A family dinner to round off a week of festivities. A1 received a Shipping Forecast T-shirt and we both got coffee beans and beer. Toad-in-the-hole (veggie and carnivore versions) and the remains of the delicious cherry cake were served and we scored 12 on the GSQ, bringing our average back above 10 at long last.

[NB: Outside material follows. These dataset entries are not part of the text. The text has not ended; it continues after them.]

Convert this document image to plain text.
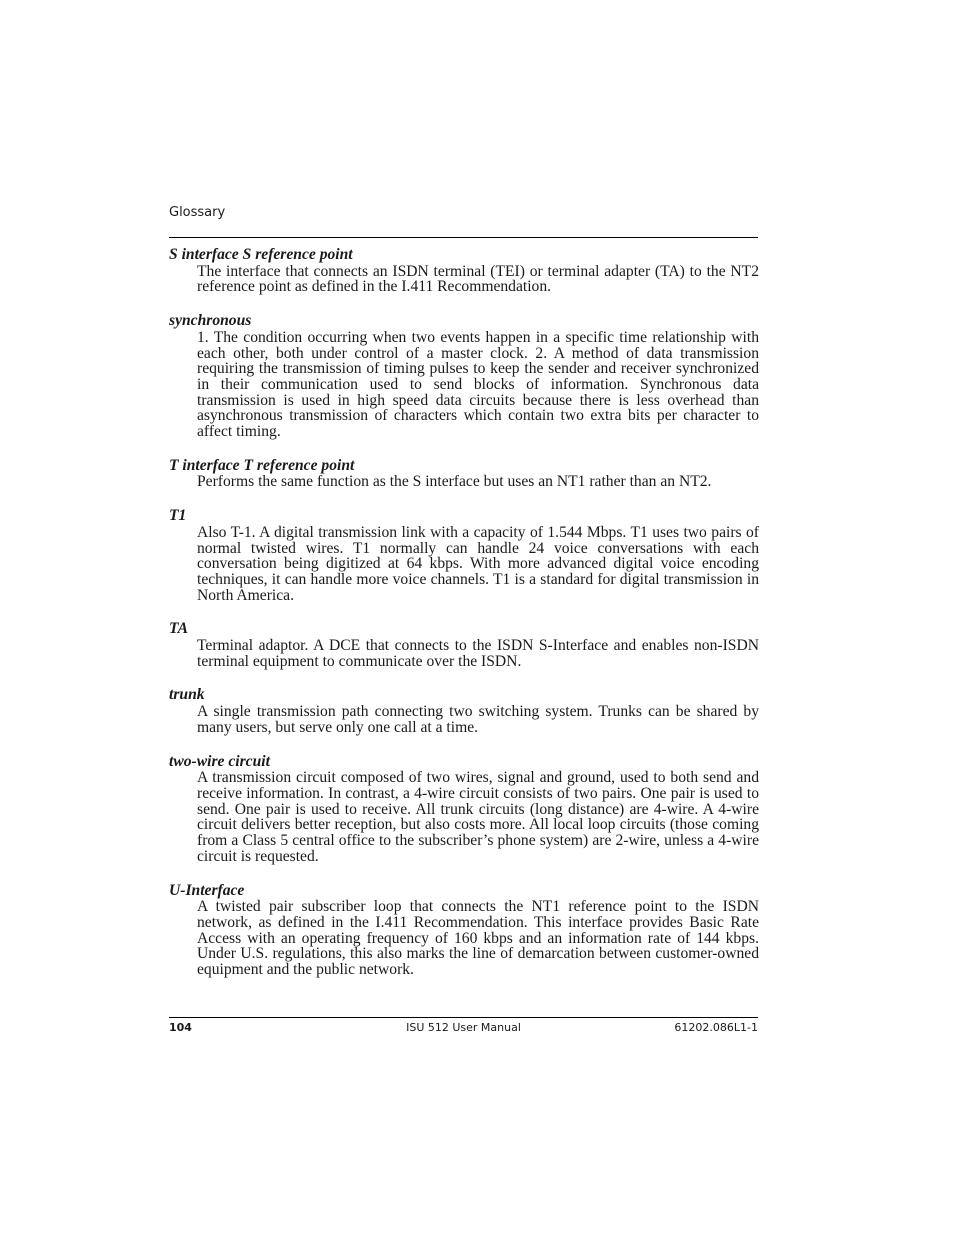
Glossary
S interface S reference point
The interface that connects an ISDN terminal (TEI) or terminal adapter (TA) to the NT2 reference point as defined in the I.411 Recommendation.
synchronous
1. The condition occurring when two events happen in a specific time relationship with each other, both under control of a master clock. 2. A method of data transmission requiring the transmission of timing pulses to keep the sender and receiver synchronized in their communication used to send blocks of information. Synchronous data transmission is used in high speed data circuits because there is less overhead than asynchronous transmission of characters which contain two extra bits per character to affect timing.
T interface T reference point
Performs the same function as the S interface but uses an NT1 rather than an NT2.
T1
Also T-1. A digital transmission link with a capacity of 1.544 Mbps. T1 uses two pairs of normal twisted wires. T1 normally can handle 24 voice conversations with each conversation being digitized at 64 kbps. With more advanced digital voice encoding techniques, it can handle more voice channels. T1 is a standard for digital transmission in North America.
TA
Terminal adaptor. A DCE that connects to the ISDN S-Interface and enables non-ISDN terminal equipment to communicate over the ISDN.
trunk
A single transmission path connecting two switching system. Trunks can be shared by many users, but serve only one call at a time.
two-wire circuit
A transmission circuit composed of two wires, signal and ground, used to both send and receive information. In contrast, a 4-wire circuit consists of two pairs. One pair is used to send. One pair is used to receive. All trunk circuits (long distance) are 4-wire. A 4-wire circuit delivers better reception, but also costs more. All local loop circuits (those coming from a Class 5 central office to the subscriber’s phone system) are 2-wire, unless a 4-wire circuit is requested.
U-Interface
A twisted pair subscriber loop that connects the NT1 reference point to the ISDN network, as defined in the I.411 Recommendation. This interface provides Basic Rate Access with an operating frequency of 160 kbps and an information rate of 144 kbps. Under U.S. regulations, this also marks the line of demarcation between customer-owned equipment and the public network.
104	ISU 512 User Manual	61202.086L1-1
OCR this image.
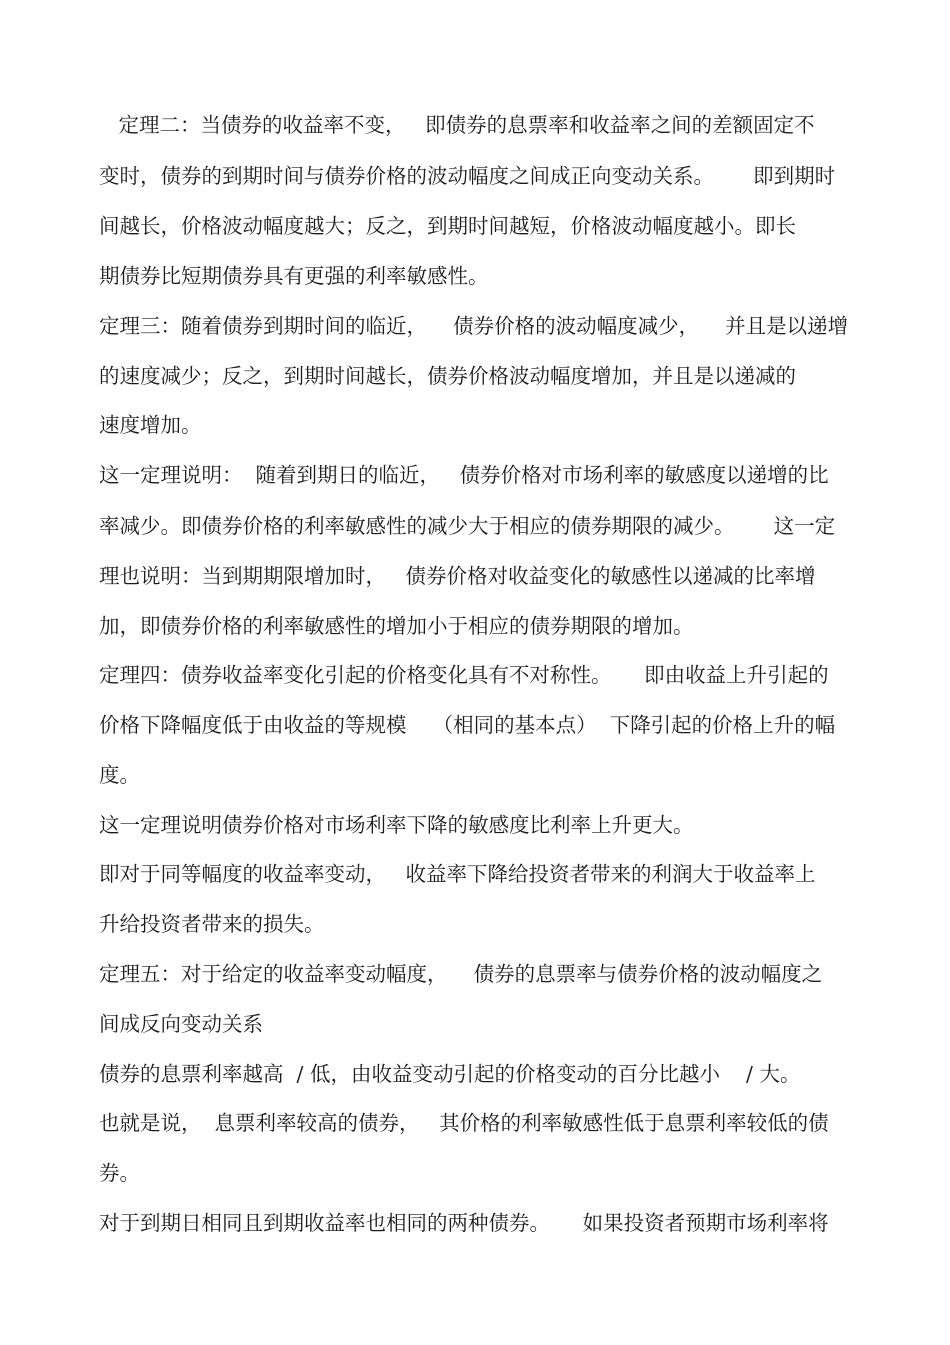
定理二：当债券的收益率不变，   即债券的息票率和收益率之间的差额固定不
变时，债券的到期时间与债券价格的波动幅度之间成正向变动关系。      即到期时
间越长，价格波动幅度越大；反之，到期时间越短，价格波动幅度越小。即长
期债券比短期债券具有更强的利率敏感性。
定理三：随着债券到期时间的临近，    债券价格的波动幅度减少，    并且是以递增
的速度减少；反之，到期时间越长，债券价格波动幅度增加，并且是以递减的
速度增加。
这一定理说明：  随着到期日的临近，   债券价格对市场利率的敏感度以递增的比
率减少。即债券价格的利率敏感性的减少大于相应的债券期限的减少。      这一定
理也说明：当到期期限增加时，   债券价格对收益变化的敏感性以递减的比率增
加，即债券价格的利率敏感性的增加小于相应的债券期限的增加。
定理四：债券收益率变化引起的价格变化具有不对称性。     即由收益上升引起的
价格下降幅度低于由收益的等规模    （相同的基本点）  下降引起的价格上升的幅
度。
这一定理说明债券价格对市场利率下降的敏感度比利率上升更大。
即对于同等幅度的收益率变动，   收益率下降给投资者带来的利润大于收益率上
升给投资者带来的损失。
定理五：对于给定的收益率变动幅度，    债券的息票率与债券价格的波动幅度之
间成反向变动关系
债券的息票利率越高  / 低，由收益变动引起的价格变动的百分比越小    / 大。
也就是说，  息票利率较高的债券，   其价格的利率敏感性低于息票利率较低的债
券。
对于到期日相同且到期收益率也相同的两种债券。     如果投资者预期市场利率将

<<<< And here’s Dad Dancing!

A1 is rereading Sympathy for the Devil by William Shaw.A2 is rereading Redemption by Jussi Adler-Olsen

National Beer Day

It is also Father’s Day, so we had a delicious chicken, leek and mushroom pie for the dads to enjoy with their beer, followed by Fried Alaska (with raspberry Swiss roll and minty chocolate ice cream), and scored a creditable 11 on the GSQ.
A1 is rereading Born in a Burial Gown by MW Craven. A2 is reading The Man Made of Smoke* by Alex North. Many years ago, various people ignored an unhappy child in a service station, and now they are being bumped off one by one.

After the Feast

We were so busy enjoying our family dinner of roast pork, potatoes, Yorkshire puddings, broccoli, peas, carrots, stuffing and gravy, followed by home-grown rhubarb crumble with custard and cream, at which we scored a solid 12 on the GSQ, that we forgot to photograph it, so here is a picture of some of the washing-up.
Our weather station has been hors de memory crash for the past week so does not know that we have had ample rain recently, so according to our figures, May 2025 was averagely warm and exceedingly dry (a mere 0.6mm). The solar panels are working though; May 2025 was the third sunniest May and the eighth sunniest month ever.
A2 is rereading When the Devil Drives by Christopher Brookmyre.